When Words Fail
It’s felt as though I’ve had no words, for a number of months now.
Like my brain can’t process much beyond wake up, do what needs to be done, get through and go to bed. Moments and habits that usually spark life – reading, writing, creating, making meals, being with others – have felt like tasks too nebulous and overwhelming to even think about, much less act on. It’s felt as though the me-est part of me, this person and personality I’ve come to know who thinks deeply and engages with life and others, has taken a leave of absence without giving any sort of advance notice.
It's felt lonely, sad, and heavy.
And it’s been particularly confusing and hard to navigate because it’s all happening in tandem with a season that I am so privileged and thankful to be in – pregnancy. My awareness of the pain and struggle that so many people face in their pregnancy journeys has made it hard not to feel shame about my own experience, my own version of struggle. Because how could this even compare to what some have gone or are going through? So, I’ve been quiet. Not just online, which is a space that honestly doesn’t matter as much to me since the online world is a place I can pick and choose what to share when I’m ready. But more so personally. Internally. I’ve slowed down and sped up and avoided thinking and sharing and being, replacing quiet time with noise and stillness with mindlessness. It’s like I’ve held myself and at arm’s distance from myself, not ready or able to hold the hard parts that have come along with the good.
I still don’t feel like I know how to do both, really. How to acknowledge the struggle and make space for the blessing. How to process and open up. Is sharing the right thing? What if I say something in the wrong way? What if I’m complaining or making a big deal out of something I shouldn’t? What if sharing my pain diminishes someone else’s?
What if?
But what if I’m not alone? What if, while yes, there are hard and true stories that are different from my own, there are some that are similar? What if vulnerability in my current space makes someone else feel less alone?
I don’t know if it will. But I hope so. After all, that’s the intention behind everything I write – to enlighten and enliven people’s spirits to the fact that they are not alone; to hopefully make even just one person feel more seen in this chaotic and wild world.
So here I am, showing up as I am. Still sad. Still heavy. But choosing to come home to this version of myself who feels a bit foreign and a lot tender; choosing to love her and make space for her heaviness; choosing to create space to feel and be, even if I’m not feeling or presenting how I think I “should” in this season.

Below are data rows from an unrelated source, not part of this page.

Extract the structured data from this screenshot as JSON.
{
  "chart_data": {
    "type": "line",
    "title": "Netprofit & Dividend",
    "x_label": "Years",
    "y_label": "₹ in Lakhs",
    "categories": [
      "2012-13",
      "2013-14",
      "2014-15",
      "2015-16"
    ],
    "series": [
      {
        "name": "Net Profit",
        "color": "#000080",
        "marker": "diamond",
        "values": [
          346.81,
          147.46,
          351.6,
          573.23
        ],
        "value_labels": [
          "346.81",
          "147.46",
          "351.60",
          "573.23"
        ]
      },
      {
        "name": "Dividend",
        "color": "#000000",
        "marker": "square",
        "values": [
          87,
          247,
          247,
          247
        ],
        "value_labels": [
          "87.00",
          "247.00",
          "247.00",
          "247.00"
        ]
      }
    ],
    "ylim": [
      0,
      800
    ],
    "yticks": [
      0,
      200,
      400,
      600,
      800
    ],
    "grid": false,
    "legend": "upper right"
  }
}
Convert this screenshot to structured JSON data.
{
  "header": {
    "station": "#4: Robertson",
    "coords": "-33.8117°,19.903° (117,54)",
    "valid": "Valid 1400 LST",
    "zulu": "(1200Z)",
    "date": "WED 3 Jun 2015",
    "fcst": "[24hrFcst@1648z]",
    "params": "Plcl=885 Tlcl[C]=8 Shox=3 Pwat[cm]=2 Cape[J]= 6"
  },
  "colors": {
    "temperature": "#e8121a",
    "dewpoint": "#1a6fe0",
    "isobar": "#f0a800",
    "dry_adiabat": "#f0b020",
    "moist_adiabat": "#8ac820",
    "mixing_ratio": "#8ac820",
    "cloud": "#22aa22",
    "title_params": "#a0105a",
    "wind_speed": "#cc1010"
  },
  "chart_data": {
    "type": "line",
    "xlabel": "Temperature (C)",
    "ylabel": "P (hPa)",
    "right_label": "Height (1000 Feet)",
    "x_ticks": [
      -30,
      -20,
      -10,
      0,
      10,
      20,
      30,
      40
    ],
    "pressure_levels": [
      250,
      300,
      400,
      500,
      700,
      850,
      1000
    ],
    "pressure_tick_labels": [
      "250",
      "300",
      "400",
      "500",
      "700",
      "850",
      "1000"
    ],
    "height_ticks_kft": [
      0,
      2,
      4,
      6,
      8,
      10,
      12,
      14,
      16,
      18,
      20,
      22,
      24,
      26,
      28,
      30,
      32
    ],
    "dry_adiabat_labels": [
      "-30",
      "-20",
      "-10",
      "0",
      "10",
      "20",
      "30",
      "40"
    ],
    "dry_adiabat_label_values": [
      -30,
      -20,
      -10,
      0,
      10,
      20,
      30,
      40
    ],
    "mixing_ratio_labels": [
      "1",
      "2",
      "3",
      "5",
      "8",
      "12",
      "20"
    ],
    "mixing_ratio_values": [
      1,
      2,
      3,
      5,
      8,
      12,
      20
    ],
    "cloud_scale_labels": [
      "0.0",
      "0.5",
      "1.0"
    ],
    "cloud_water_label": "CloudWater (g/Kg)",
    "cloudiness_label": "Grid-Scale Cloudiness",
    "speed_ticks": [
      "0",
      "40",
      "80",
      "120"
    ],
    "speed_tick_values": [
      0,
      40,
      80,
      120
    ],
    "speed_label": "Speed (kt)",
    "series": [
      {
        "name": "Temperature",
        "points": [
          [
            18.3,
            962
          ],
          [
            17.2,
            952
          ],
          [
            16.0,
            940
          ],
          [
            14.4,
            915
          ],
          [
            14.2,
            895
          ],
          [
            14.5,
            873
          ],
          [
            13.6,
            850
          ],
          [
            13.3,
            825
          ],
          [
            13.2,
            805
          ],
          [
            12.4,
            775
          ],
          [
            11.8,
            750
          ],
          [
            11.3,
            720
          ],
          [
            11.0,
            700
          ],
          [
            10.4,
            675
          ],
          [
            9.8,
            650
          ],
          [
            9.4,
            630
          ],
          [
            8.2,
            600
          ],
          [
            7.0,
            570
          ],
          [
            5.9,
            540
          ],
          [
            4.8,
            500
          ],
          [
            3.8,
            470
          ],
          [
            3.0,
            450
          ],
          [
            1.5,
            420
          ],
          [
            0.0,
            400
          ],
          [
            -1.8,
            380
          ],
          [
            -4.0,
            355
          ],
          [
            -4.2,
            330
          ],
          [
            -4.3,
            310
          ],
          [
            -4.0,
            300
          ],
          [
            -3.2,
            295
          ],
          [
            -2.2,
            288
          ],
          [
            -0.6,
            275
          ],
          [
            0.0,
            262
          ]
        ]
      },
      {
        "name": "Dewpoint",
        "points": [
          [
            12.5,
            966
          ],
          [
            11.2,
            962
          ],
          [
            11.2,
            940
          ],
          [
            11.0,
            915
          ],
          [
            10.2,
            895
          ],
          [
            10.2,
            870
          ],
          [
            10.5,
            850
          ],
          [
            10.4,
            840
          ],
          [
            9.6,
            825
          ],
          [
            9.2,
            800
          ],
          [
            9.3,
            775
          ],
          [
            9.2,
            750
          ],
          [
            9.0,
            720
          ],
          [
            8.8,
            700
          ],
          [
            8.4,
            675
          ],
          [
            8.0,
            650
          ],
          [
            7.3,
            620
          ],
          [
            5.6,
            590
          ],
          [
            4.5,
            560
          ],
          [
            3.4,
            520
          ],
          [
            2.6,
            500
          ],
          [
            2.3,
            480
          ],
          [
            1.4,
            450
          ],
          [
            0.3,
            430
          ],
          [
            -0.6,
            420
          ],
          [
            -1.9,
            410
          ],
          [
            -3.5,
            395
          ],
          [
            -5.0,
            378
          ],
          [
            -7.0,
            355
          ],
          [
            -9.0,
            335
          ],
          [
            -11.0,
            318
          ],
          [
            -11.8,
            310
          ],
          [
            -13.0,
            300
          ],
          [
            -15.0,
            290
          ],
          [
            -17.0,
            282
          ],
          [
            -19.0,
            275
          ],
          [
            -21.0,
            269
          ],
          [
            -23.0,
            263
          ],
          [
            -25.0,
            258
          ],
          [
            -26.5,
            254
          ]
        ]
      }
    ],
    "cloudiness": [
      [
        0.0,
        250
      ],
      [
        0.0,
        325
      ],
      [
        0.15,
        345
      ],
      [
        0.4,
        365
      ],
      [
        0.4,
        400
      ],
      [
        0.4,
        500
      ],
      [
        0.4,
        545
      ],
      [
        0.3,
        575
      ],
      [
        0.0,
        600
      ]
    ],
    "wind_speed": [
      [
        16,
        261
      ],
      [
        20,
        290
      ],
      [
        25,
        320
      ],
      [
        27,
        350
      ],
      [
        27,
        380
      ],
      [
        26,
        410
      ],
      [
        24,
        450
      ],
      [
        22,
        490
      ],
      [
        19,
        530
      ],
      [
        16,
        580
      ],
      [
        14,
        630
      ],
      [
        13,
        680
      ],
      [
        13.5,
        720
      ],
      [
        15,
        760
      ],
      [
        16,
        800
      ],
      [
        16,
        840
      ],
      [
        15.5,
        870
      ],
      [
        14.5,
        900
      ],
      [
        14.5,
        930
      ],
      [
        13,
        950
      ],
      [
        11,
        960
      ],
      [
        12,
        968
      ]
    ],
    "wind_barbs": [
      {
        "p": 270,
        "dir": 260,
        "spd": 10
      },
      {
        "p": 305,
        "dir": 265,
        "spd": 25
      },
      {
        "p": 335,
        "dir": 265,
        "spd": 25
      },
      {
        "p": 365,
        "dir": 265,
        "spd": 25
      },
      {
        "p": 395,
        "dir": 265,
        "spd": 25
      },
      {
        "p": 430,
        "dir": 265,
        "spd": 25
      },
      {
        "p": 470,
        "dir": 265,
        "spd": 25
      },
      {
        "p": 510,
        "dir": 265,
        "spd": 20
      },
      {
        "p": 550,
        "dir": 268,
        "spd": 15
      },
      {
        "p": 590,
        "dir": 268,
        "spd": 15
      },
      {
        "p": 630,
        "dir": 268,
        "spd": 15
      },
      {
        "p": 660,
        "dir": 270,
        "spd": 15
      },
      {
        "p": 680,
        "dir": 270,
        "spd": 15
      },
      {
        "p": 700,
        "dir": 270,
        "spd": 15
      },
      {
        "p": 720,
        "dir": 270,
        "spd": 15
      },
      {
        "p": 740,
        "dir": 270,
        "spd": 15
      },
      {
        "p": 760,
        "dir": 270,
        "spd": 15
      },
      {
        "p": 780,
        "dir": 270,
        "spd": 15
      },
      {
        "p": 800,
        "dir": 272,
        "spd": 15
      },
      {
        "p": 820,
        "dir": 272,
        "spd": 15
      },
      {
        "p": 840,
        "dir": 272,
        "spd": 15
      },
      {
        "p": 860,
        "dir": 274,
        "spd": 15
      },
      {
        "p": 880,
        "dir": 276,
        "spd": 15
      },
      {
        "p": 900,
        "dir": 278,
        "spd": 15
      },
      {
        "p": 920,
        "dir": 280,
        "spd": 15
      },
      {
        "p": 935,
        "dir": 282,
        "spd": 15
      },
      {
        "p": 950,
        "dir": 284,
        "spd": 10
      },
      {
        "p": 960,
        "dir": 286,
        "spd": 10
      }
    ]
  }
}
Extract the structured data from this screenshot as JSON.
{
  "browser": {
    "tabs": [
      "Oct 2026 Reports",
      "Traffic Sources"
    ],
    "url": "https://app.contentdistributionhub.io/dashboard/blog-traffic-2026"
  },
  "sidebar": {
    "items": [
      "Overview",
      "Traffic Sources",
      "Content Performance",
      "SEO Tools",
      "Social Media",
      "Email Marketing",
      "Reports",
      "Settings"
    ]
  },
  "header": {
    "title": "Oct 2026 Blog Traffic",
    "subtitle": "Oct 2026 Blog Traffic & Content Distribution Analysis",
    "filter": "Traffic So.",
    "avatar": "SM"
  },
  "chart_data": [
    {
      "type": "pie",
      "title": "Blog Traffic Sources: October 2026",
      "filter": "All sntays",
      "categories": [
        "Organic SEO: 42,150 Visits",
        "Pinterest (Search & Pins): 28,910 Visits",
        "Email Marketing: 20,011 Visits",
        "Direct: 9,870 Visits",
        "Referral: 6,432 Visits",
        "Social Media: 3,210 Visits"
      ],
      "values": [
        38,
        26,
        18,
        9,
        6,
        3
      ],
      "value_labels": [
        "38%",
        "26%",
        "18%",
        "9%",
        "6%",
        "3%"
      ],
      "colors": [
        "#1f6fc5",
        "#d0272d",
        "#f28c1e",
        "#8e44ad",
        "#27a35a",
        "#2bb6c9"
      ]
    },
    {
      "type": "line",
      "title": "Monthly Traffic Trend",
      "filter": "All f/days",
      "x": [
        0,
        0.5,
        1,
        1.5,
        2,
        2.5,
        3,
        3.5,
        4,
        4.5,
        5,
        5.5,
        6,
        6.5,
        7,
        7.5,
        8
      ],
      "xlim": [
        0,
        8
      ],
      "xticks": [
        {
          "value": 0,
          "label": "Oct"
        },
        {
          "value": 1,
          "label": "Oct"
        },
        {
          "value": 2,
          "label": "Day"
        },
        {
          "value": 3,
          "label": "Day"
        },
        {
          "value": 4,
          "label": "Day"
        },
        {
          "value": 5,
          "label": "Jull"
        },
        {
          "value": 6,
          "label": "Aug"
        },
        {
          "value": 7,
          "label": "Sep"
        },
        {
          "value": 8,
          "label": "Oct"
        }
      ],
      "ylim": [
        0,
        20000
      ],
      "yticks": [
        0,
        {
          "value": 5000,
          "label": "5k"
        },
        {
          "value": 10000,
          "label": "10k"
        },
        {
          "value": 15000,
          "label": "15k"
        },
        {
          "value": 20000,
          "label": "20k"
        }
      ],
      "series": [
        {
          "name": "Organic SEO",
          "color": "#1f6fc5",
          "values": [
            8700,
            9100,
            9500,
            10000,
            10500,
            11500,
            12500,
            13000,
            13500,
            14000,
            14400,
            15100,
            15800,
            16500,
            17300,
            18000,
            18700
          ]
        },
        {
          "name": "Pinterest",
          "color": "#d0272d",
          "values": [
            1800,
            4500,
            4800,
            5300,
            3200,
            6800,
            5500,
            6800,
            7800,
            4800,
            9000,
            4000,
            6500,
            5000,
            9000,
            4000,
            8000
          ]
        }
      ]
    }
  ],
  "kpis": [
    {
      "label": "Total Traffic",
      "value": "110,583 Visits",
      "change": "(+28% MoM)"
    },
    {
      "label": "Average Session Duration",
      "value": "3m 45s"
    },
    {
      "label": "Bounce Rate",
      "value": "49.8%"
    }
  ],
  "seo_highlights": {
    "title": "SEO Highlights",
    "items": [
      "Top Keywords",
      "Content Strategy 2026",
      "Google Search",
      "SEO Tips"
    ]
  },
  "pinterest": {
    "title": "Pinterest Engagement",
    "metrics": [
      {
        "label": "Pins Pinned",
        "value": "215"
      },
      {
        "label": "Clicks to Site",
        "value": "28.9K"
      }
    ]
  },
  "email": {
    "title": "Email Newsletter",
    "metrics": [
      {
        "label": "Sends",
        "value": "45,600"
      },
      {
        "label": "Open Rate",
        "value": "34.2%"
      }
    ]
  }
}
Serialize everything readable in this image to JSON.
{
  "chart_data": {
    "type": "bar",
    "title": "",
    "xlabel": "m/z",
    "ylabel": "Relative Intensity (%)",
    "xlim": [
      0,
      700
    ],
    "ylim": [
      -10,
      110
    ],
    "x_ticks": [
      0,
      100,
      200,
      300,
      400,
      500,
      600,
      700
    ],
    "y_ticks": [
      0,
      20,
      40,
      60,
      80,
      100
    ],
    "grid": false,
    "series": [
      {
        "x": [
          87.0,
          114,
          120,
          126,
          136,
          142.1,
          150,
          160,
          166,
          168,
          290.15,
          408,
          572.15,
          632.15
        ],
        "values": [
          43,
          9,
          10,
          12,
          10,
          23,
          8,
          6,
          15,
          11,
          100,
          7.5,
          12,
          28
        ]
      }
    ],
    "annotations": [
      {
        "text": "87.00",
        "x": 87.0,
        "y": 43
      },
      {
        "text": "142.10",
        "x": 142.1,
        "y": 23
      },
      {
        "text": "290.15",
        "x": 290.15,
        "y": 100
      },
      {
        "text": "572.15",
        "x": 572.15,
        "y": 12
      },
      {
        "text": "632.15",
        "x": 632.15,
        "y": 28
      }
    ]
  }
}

When words fail, when our minds run ahead or slog behind, may we find our homecoming; this coming back to ourselves in any and every season, making space for who and how we are today. May we embrace the core of who we are now – perhaps joyful, or sad; heavy, or glad. May our beings, these homes familiar and foreign, become the resting place of our love and tender care. May we awaken our minds and souls to the truth that we are free to feel and be, today.